15 June 2009

Working with pharmacists, I have the opportunity to work with IT constraints put in place by zealous sysadmins at various large corporations, hospitals and governments. The craziest problems have popped up since I started using Amazon S3 to handle serving static files. I was going to use Cloudfront to get even more from the setup, and it was all working great at our office for about a day. Then the complaints started coming in.

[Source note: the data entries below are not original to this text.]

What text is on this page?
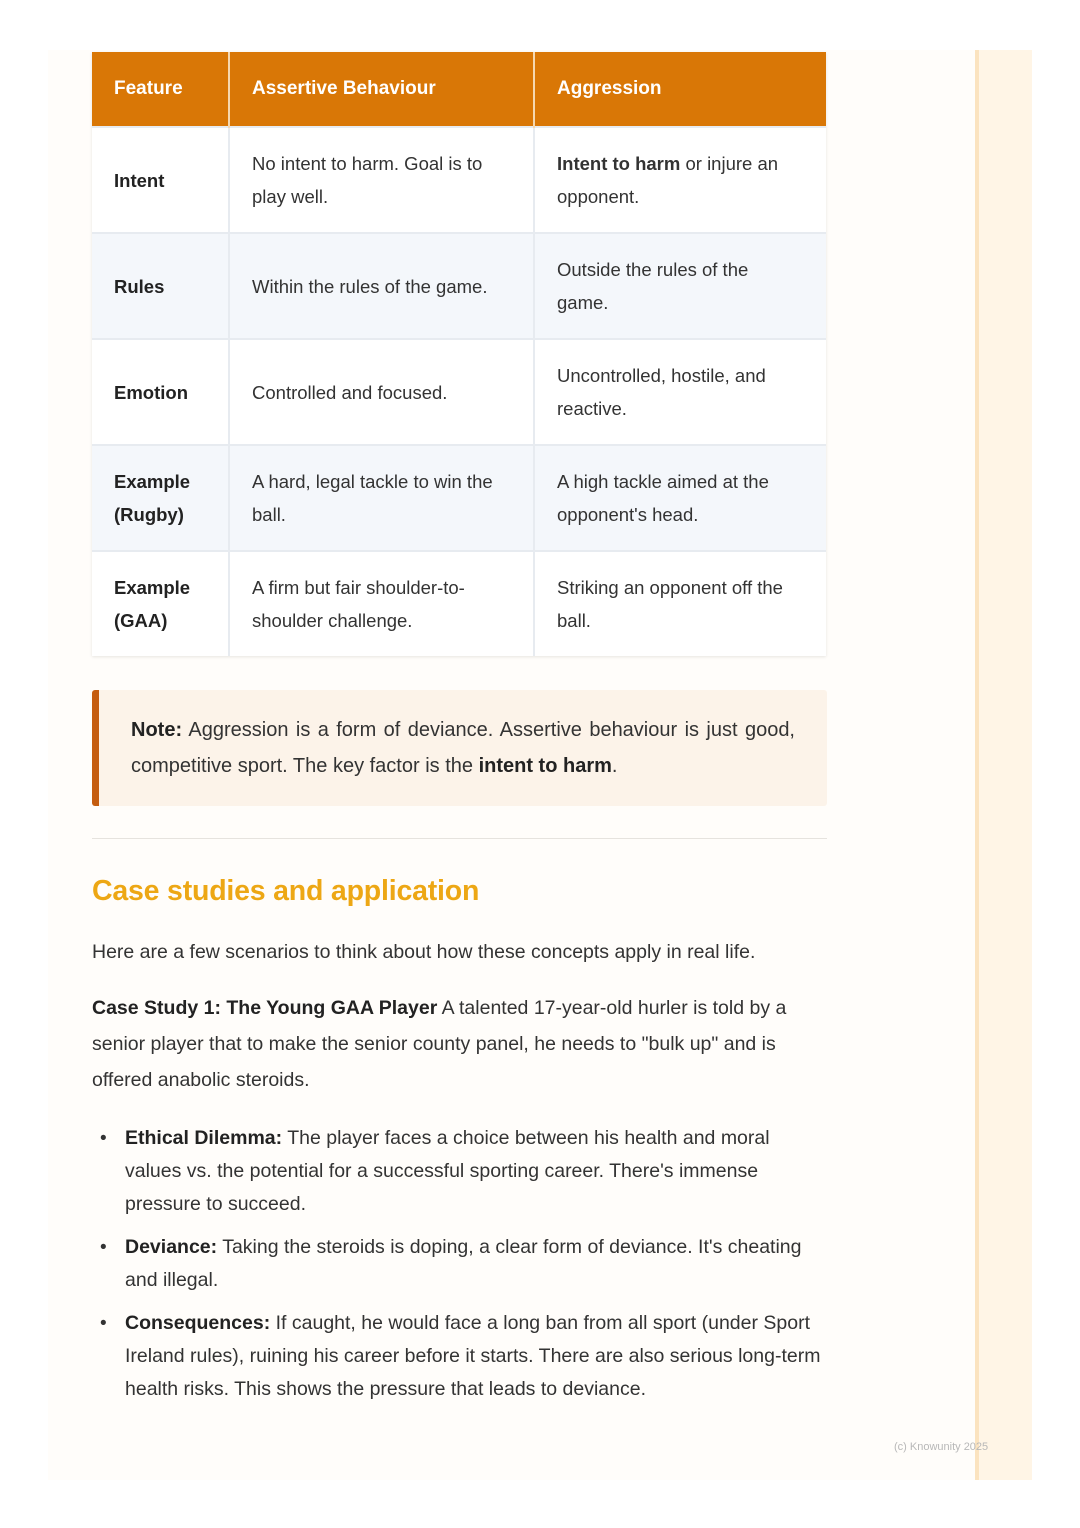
Feature	Assertive Behaviour	Aggression
Intent	No intent to harm. Goal is to play well.	Intent to harm or injure an opponent.
Rules	Within the rules of the game.	Outside the rules of the game.
Emotion	Controlled and focused.	Uncontrolled, hostile, and reactive.
Example (Rugby)	A hard, legal tackle to win the ball.	A high tackle aimed at the opponent's head.
Example (GAA)	A firm but fair shoulder-to-shoulder challenge.	Striking an opponent off the ball.
Note: Aggression is a form of deviance. Assertive behaviour is just good, competitive sport. The key factor is the intent to harm.
Case studies and application

Here are a few scenarios to think about how these concepts apply in real life.

Case Study 1: The Young GAA Player A talented 17-year-old hurler is told by a senior player that to make the senior county panel, he needs to "bulk up" and is offered anabolic steroids.

• Ethical Dilemma: The player faces a choice between his health and moral values vs. the potential for a successful sporting career. There's immense pressure to succeed.
• Deviance: Taking the steroids is doping, a clear form of deviance. It's cheating and illegal.
• Consequences: If caught, he would face a long ban from all sport (under Sport Ireland rules), ruining his career before it starts. There are also serious long-term health risks. This shows the pressure that leads to deviance.
(c) Knowunity 2025
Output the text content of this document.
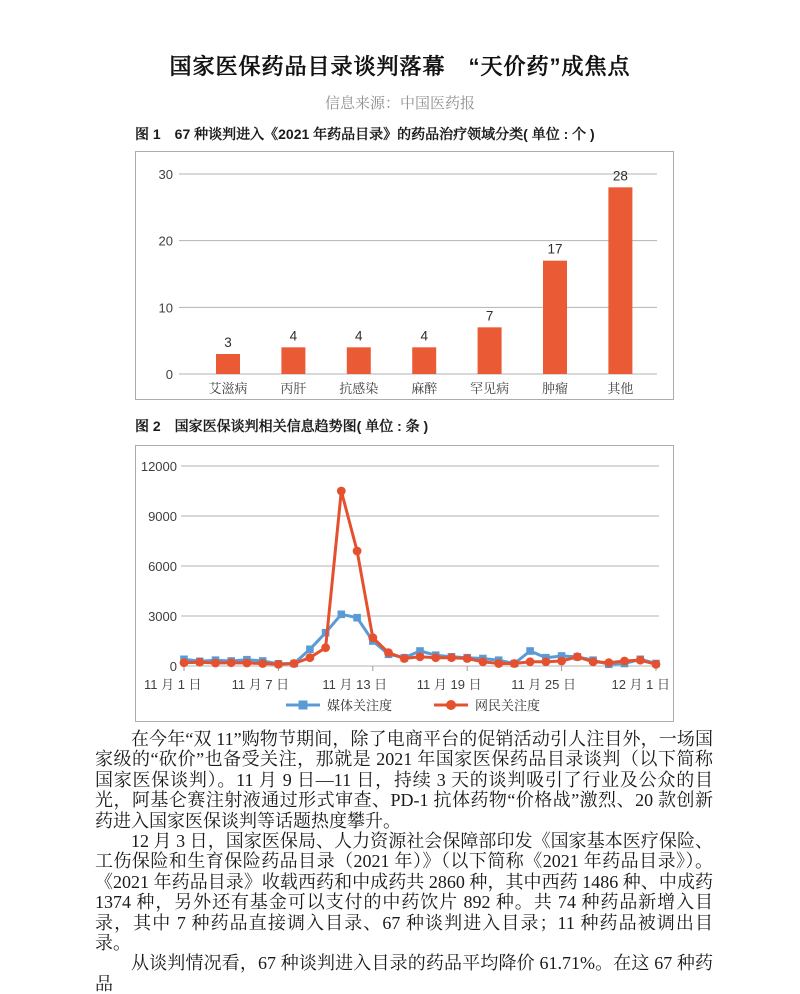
国家医保药品目录谈判落幕　“天价药”成焦点
信息来源：中国医药报
图 1　67 种谈判进入《2021 年药品目录》的药品治疗领域分类( 单位 : 个 )
0
10
20
30
3
艾滋病
4
丙肝
4
抗感染
4
麻醉
7
罕见病
17
肿瘤
28
其他
图 2　国家医保谈判相关信息趋势图( 单位 : 条 )
0
3000
6000
9000
12000
11 月 1 日 11 月 7 日	11 月 13 日 11 月 19 日 11 月 25 日	12 月 1 日
媒体关注度	网民关注度

在今年“双 11”购物节期间，除了电商平台的促销活动引人注目外，一场国家级的“砍价”也备受关注，那就是 2021 年国家医保药品目录谈判（以下简称国家医保谈判）。11 月 9 日—11 日，持续 3 天的谈判吸引了行业及公众的目光，阿基仑赛注射液通过形式审查、PD-1 抗体药物“价格战”激烈、20 款创新药进入国家医保谈判等话题热度攀升。

12 月 3 日，国家医保局、人力资源社会保障部印发《国家基本医疗保险、工伤保险和生育保险药品目录（2021 年）》（以下简称《2021 年药品目录》）。《2021 年药品目录》收载西药和中成药共 2860 种，其中西药 1486 种、中成药 1374 种，另外还有基金可以支付的中药饮片 892 种。共 74 种药品新增入目录，其中 7 种药品直接调入目录、67 种谈判进入目录；11 种药品被调出目录。

从谈判情况看，67 种谈判进入目录的药品平均降价 61.71%。在这 67 种药品
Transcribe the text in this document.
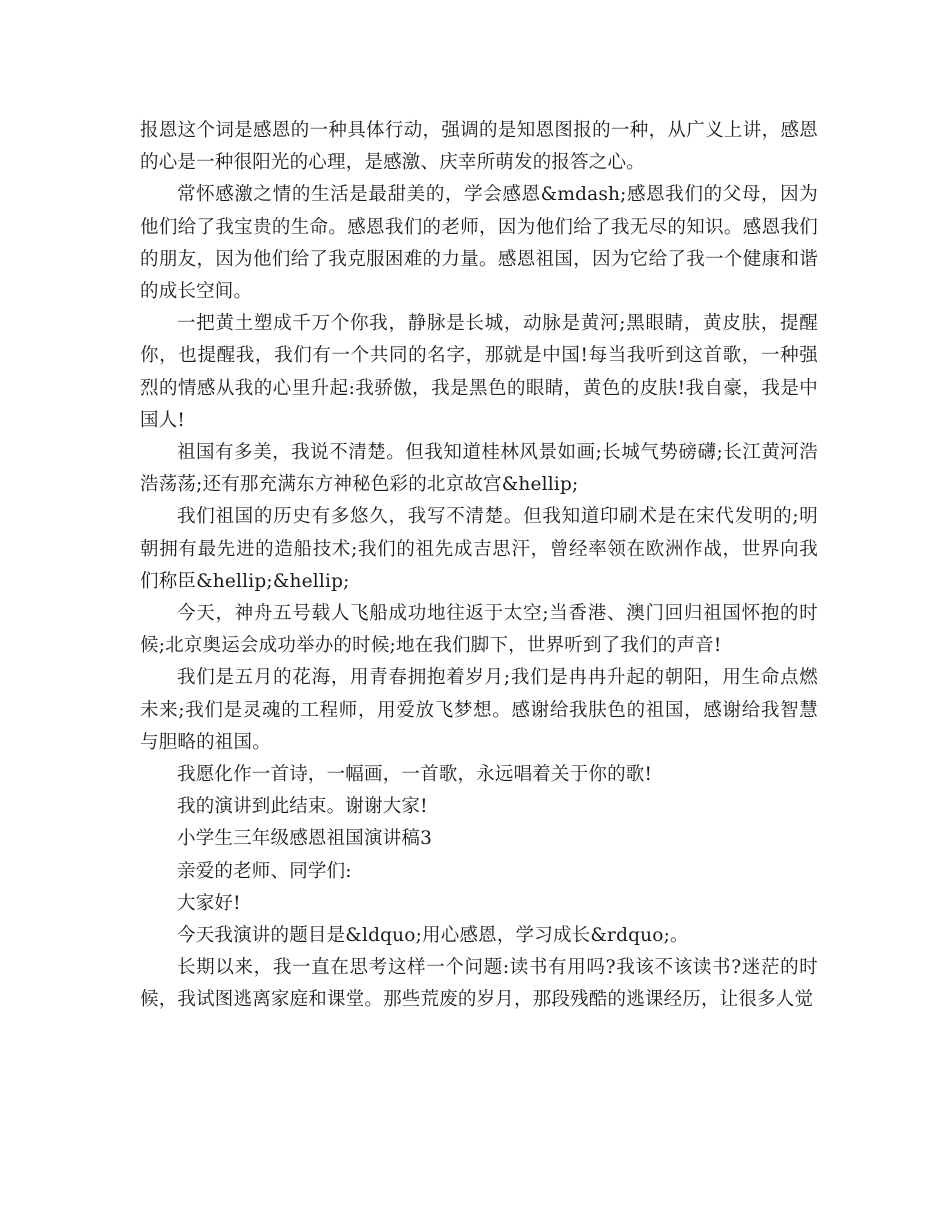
报恩这个词是感恩的一种具体行动，强调的是知恩图报的一种，从广义上讲，感恩的心是一种很阳光的心理，是感激、庆幸所萌发的报答之心。

常怀感激之情的生活是最甜美的，学会感恩&mdash;感恩我们的父母，因为他们给了我宝贵的生命。感恩我们的老师，因为他们给了我无尽的知识。感恩我们的朋友，因为他们给了我克服困难的力量。感恩祖国，因为它给了我一个健康和谐的成长空间。

一把黄土塑成千万个你我，静脉是长城，动脉是黄河;黑眼睛，黄皮肤，提醒你，也提醒我，我们有一个共同的名字，那就是中国!每当我听到这首歌，一种强烈的情感从我的心里升起:我骄傲，我是黑色的眼睛，黄色的皮肤!我自豪，我是中国人!

祖国有多美，我说不清楚。但我知道桂林风景如画;长城气势磅礴;长江黄河浩浩荡荡;还有那充满东方神秘色彩的北京故宫&hellip;

我们祖国的历史有多悠久，我写不清楚。但我知道印刷术是在宋代发明的;明朝拥有最先进的造船技术;我们的祖先成吉思汗，曾经率领在欧洲作战，世界向我们称臣&hellip;&hellip;

今天，神舟五号载人飞船成功地往返于太空;当香港、澳门回归祖国怀抱的时候;北京奥运会成功举办的时候;地在我们脚下，世界听到了我们的声音!

我们是五月的花海，用青春拥抱着岁月;我们是冉冉升起的朝阳，用生命点燃未来;我们是灵魂的工程师，用爱放飞梦想。感谢给我肤色的祖国，感谢给我智慧与胆略的祖国。

我愿化作一首诗，一幅画，一首歌，永远唱着关于你的歌!

我的演讲到此结束。谢谢大家!

小学生三年级感恩祖国演讲稿3

亲爱的老师、同学们:

大家好!

今天我演讲的题目是&ldquo;用心感恩，学习成长&rdquo;。

长期以来，我一直在思考这样一个问题:读书有用吗?我该不该读书?迷茫的时候，我试图逃离家庭和课堂。那些荒废的岁月，那段残酷的逃课经历，让很多人觉
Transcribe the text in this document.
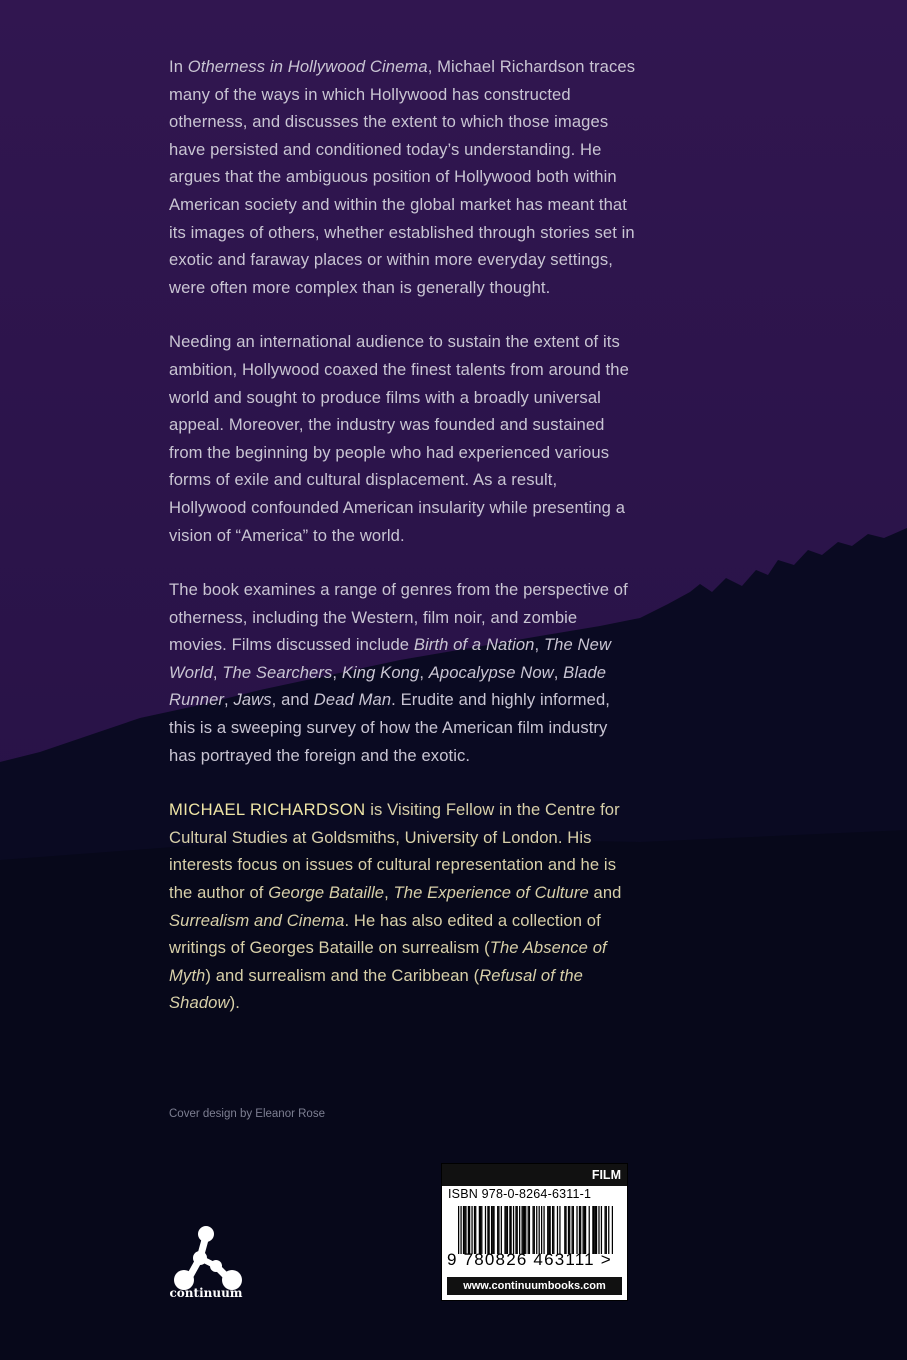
In Otherness in Hollywood Cinema, Michael Richardson traces many of the ways in which Hollywood has constructed otherness, and discusses the extent to which those images have persisted and conditioned today’s understanding. He argues that the ambiguous position of Hollywood both within American society and within the global market has meant that its images of others, whether established through stories set in exotic and faraway places or within more everyday settings, were often more complex than is generally thought.

Needing an international audience to sustain the extent of its ambition, Hollywood coaxed the finest talents from around the world and sought to produce films with a broadly universal appeal. Moreover, the industry was founded and sustained from the beginning by people who had experienced various forms of exile and cultural displacement. As a result, Hollywood confounded American insularity while presenting a vision of “America” to the world.

The book examines a range of genres from the perspective of otherness, including the Western, film noir, and zombie movies. Films discussed include Birth of a Nation, The New World, The Searchers, King Kong, Apocalypse Now, Blade Runner, Jaws, and Dead Man. Erudite and highly informed, this is a sweeping survey of how the American film industry has portrayed the foreign and the exotic.

MICHAEL RICHARDSON is Visiting Fellow in the Centre for Cultural Studies at Goldsmiths, University of London. His interests focus on issues of cultural representation and he is the author of George Bataille, The Experience of Culture and Surrealism and Cinema. He has also edited a collection of writings of Georges Bataille on surrealism (The Absence of Myth) and surrealism and the Caribbean (Refusal of the Shadow).

Cover design by Eleanor Rose
continuum
FILM
ISBN 978-0-8264-6311-1
9 780826 463111 >
www.continuumbooks.com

Personal Storage? Several offices reported a message indicating that S3 was classified as a personal storage service. The offices locked that down to either secure their own data or to prevent misuse of work hours. What I do know is that restricting calls to GET requests would have locked it down without crippling any site that leverages S3.

Porn? Several offices for a government agency saw this error message (with some threatening language removed): (Your request was denied because of its content categorization: Pornography.) The service is so well-designed and well-priced that I am sure there is an element that uses it for inappropriate sites.

I find it disconcerting for such a robust service to have problems because of its versatility. If that is the trend in these corporate IT departments, then it will be difficult to ever advance too far without triggering a security lock-down.


So far, there has been a solution. The site runs on EC2, and using Apache to proxy requests to S3 through EC2 has addressed all issues. This still manages most of the benefits: minimal load on web server, custom header management on S3, encoded interface file headers, offloading file storage to S3. Even with the proxy, the elimination of serving static files from elastic block storage dropped the hosting costs by 70%.